大きい組織だと、何かあっても自分のせいだと思えないことが多いと思うんです。「上の方針に従っただけ」とか、「これは5年前に決まっていたから仕方ない」とか。そうするとモヤモヤの矛先が外側に向いてしまい、無力感を抱いてしまうと思います。
でも、今のTAIANの規模感なら、何事にも強い当事者意識を持てます。半年前に自分がやったことが巡り巡って今の課題になっている……みたいなことも起きるので、改善点があれば自分で動いていかなくてはなりません。なんでも「自分のせいだ」と思えるのは、大変ではあるけれど納得感があり、楽しいです。
──エネルギッシュに向き合っていることが伝わります。細川さんが頑張れる原動力は?
やはり「祝祭」の素晴らしさを広めたいという思いです。これは持論ですが、「祝祭」は、人生の楽しみ方を教えてくれるものだと思っています。たとえば結婚は入籍するだけでも成り立つ。それでもあえて場をつくり、みんなで集まり、楽しむ。両親への手紙を読んだり、上司や友人に感謝を伝えたり、再会を果たしたり。日常の延長線上に、特別な「楽しみ」を意図的に差し込んでいるんですよね。

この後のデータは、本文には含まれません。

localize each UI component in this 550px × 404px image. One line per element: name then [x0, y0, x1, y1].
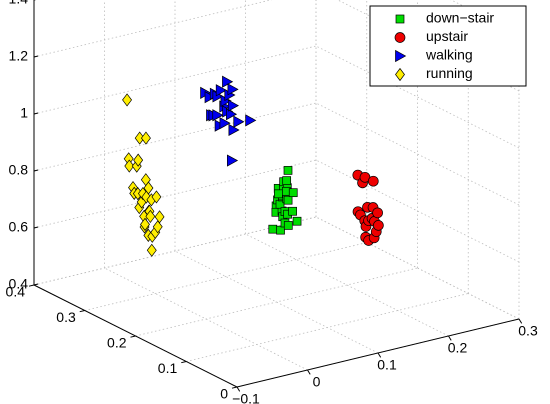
z-tick-label: 0.6 [9, 219, 29, 235]
z-tick-mark [33, 283, 39, 286]
series-circle [352, 169, 384, 246]
grid-line [174, 250, 379, 354]
legend: down−stair upstair walking running [369, 5, 527, 87]
data-point [219, 117, 231, 130]
grid-line [135, 267, 418, 337]
series-square [268, 166, 302, 235]
axes [28, 0, 523, 392]
z-tick-label: 1.2 [9, 48, 29, 64]
x-tick-mark [518, 318, 523, 324]
data-point [227, 83, 239, 96]
x-tick-label: 0.2 [448, 340, 468, 356]
y-tick-label: 0.2 [107, 335, 127, 351]
x-tick-label: −0.1 [232, 391, 260, 404]
data-point [233, 115, 245, 128]
tick-labels: −0.1 0 0.1 0.2 0.3 0 0.1 0.2 0.3 0.40.4 0.6 0.8 1 1.2… [6, 0, 538, 404]
grid-line [33, 102, 317, 172]
x-tick-mark [236, 386, 241, 392]
y-tick-label: 0.1 [158, 360, 178, 376]
data-point [245, 114, 257, 127]
data-point [282, 176, 292, 185]
x-tick-label: 0.1 [377, 357, 397, 373]
legend-marker [395, 67, 405, 82]
grid-line [33, 45, 317, 115]
grid-line [337, 0, 520, 92]
data-point [140, 217, 150, 231]
series-diamond [122, 93, 165, 257]
data-point [227, 99, 240, 112]
data-point [283, 221, 293, 230]
data-point [124, 159, 135, 173]
y-tick-mark [28, 284, 35, 287]
x-tick-label: 0.3 [518, 323, 538, 339]
z-tick-label: 0.4 [9, 276, 29, 292]
grid-line [315, 45, 520, 149]
z-tick-mark [33, 55, 39, 58]
y-tick-mark [130, 335, 136, 338]
grid-line [315, 216, 520, 320]
grid-line [315, 102, 520, 206]
y-tick-label: 0.4 [6, 284, 26, 300]
grid-line [245, 233, 449, 337]
x-tick-mark [377, 352, 382, 358]
data-point [288, 188, 298, 198]
grid-line [104, 267, 308, 371]
grid-line [186, 293, 469, 362]
data-point [133, 153, 144, 167]
legend-entry-label: running [426, 65, 473, 81]
data-point [274, 189, 283, 199]
grid-line [315, 159, 520, 263]
y-tick-label: 0 [220, 386, 228, 402]
data-points [122, 75, 384, 257]
data-point [146, 243, 157, 257]
data-point [276, 225, 285, 235]
y-tick-mark [181, 361, 187, 364]
data-point [145, 209, 156, 224]
data-point [227, 154, 239, 167]
data-point [292, 216, 302, 226]
data-point [268, 224, 278, 234]
data-point [222, 75, 234, 88]
data-point [373, 220, 384, 231]
data-point [141, 131, 151, 145]
grid-line [33, 159, 317, 229]
z-tick-mark [33, 169, 39, 172]
data-point [122, 93, 132, 107]
legend-entry-label: upstair [426, 28, 468, 44]
legend-entry-label: walking [425, 47, 473, 63]
y-tick-mark [231, 386, 238, 389]
data-point [283, 195, 293, 205]
data-point [212, 109, 224, 122]
series-triangle-right [200, 75, 257, 167]
x-tick-label: 0 [313, 374, 321, 390]
x-tick-mark [307, 369, 311, 375]
data-point [372, 207, 383, 219]
y-tick-mark [79, 310, 85, 313]
z-tick-label: 1 [20, 105, 28, 121]
grid-line [33, 216, 317, 286]
grid-line [33, 0, 273, 58]
data-point [152, 220, 163, 234]
data-point [283, 166, 293, 175]
data-point [154, 210, 165, 224]
legend-marker [395, 49, 407, 63]
data-point [288, 206, 297, 216]
data-point [215, 84, 227, 97]
z-tick-label: 1.4 [9, 0, 29, 7]
legend-entry-label: down−stair [426, 10, 494, 26]
data-point [143, 181, 154, 195]
data-point [367, 175, 379, 187]
legend-marker [394, 32, 406, 43]
z-tick-mark [33, 112, 39, 115]
data-point [151, 190, 162, 204]
legend-marker [395, 14, 405, 24]
z-tick-mark [33, 226, 39, 229]
z-tick-label: 0.8 [9, 162, 29, 178]
grid-line [84, 242, 367, 311]
y-tick-label: 0.3 [56, 309, 76, 325]
data-point [226, 108, 238, 121]
x-tick-mark [448, 335, 452, 341]
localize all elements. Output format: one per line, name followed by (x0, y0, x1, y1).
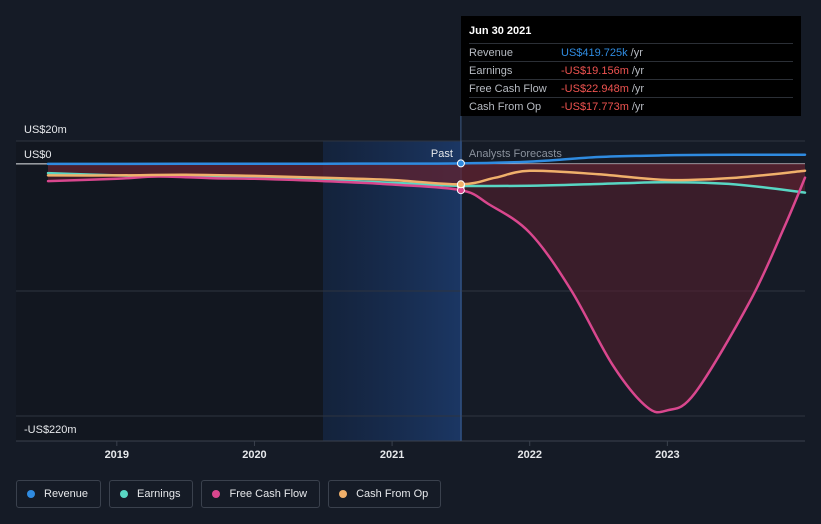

法人向けの周年パーティーも同じです。会社が1年、2年と続いた事実だけで終わらせることもできる。でもあえて場を設けて、成長を振り返りみんなで喜び合う。その時間そのものが「楽しみ」をつくっています。
ぼんやりしていると通り過ぎてしまう毎日に対して、「こういう楽しみ方があるよ」「こうすれば人生はもっと面白くなるよ」と示してくれる。それが「祝祭」の役割なのだと思います。
そんな「祝祭」の素晴らしさを広めるために、頑張れているところはありますね。
──そのために、細川さんが今成し遂げたいことは?
直近ではやはり、AIの活用ですね。現状、興味を持っていただくきっかけ作りとしては手応えが出てきています。しかし、世の中に認められてちゃんとお金を払ってもらえるレベルまでには、もう一段階ブラッシュアップが必要だと思っています。AIの活用を早く売上につなげたいです。
また、これはどちらかというと私個人のビジョンですが、AIによってエンジニアの業務の一部が代替されていく中で、次のエンジニア像って何なんだろう……というところに興味があります。この会社を通して、「こういう姿がある」「こういうキャリアの道筋がある」ということを示せたら面白いなと思っています。
──ありがとうございます。最後に、これから細川さんのように新卒でTAIANに入社したい方や、仲間入りを考えている方たちに、メッセージをお願いします!
TAIANには、結婚式を中心とした祝祭を本気で良くしたいと思っている人が集まっています。「結婚式っていいよね」「人が集まる場っていいよね」と熱心に思っているメンバーが、技術や強みを生かして、新しい価値を生み出している。この仲間と一緒なら、本当に未来を変えていけると私は信じています。
この記事を読んで、ビジョンに共感してくださる方がいたら、ぜひお話ししましょう。技術力がすでに高い方も大歓迎ですが、現時点で目立った実績がなくても心配はいりません。TAIANには、人の成長を本気で後押しする文化があります。ただ任されて終わりではなく、成果が出るまで伴走してもらえるので、どんどん幅を広げていけます。
学び続けたいという前向きな気持ちがあれば、きっとフィットするはずです。一緒に、祝祭の未来をつくっていきましょう!